Recent research in robotics has demonstrated that a hybrid optimization algorithm can significantly improve path planning for multiple autonomous robots operating in shared spaces like warehouses. The approach refines the Pelican Optimization Algorithm (POA) by incorporating chaotic mapping for better initial population distribution and firefly algorithm disturbance strategies to escape local optima.
This enhanced algorithm, often tested in simulation environments for Visual Simultaneous Localization and Mapping (VSLAM)-based robots, aims to solve the complex problem of collision-free and efficient path planning for fleets. The goal is to maximize the overall success rate of obstacle avoidance (OA) and minimize total travel time or distance for collaborative tasks in indoor logistics.

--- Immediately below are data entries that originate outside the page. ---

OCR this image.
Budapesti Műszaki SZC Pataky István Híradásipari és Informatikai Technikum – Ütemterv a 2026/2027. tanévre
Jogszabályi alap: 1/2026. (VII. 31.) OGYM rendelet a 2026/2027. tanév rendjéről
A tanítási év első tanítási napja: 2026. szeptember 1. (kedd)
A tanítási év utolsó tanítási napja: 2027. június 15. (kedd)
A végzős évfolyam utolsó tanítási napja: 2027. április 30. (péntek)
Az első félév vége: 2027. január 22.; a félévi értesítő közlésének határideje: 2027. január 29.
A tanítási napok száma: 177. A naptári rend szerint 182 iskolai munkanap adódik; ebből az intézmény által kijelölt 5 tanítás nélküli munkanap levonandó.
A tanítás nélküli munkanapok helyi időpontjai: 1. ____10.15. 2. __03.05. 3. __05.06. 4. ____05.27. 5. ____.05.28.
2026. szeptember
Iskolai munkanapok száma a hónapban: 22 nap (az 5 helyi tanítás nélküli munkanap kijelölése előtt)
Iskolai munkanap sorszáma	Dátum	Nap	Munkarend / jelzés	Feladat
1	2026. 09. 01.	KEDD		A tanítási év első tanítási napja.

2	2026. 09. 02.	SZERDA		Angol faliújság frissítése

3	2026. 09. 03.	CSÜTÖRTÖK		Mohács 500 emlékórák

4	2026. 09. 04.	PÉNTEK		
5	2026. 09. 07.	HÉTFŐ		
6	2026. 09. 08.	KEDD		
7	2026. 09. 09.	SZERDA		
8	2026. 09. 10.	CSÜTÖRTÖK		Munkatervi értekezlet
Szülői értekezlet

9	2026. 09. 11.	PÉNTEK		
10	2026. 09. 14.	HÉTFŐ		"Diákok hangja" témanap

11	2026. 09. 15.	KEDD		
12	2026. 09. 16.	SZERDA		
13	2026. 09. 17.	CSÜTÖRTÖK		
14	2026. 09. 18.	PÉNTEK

Studies, including one published in 'Scientific Reports' in 2024, confirm that such metaheuristic hybrids can outperform standard algorithms in convergence speed and solution quality for multi-robot path planning (MRPP). The integration of chaotic maps helps in exploring the search space more thoroughly at the start, while the firefly-inspired perturbations prevent the algorithm from settling on sub-optimal paths.
The primary application is in automated warehouses and manufacturing plants, where efficient robot coordination is critical for throughput. While promising in simulation, real-world deployment faces challenges like dynamic obstacles, sensor noise, and the need for real-time computational performance, which remain active areas of engineering research.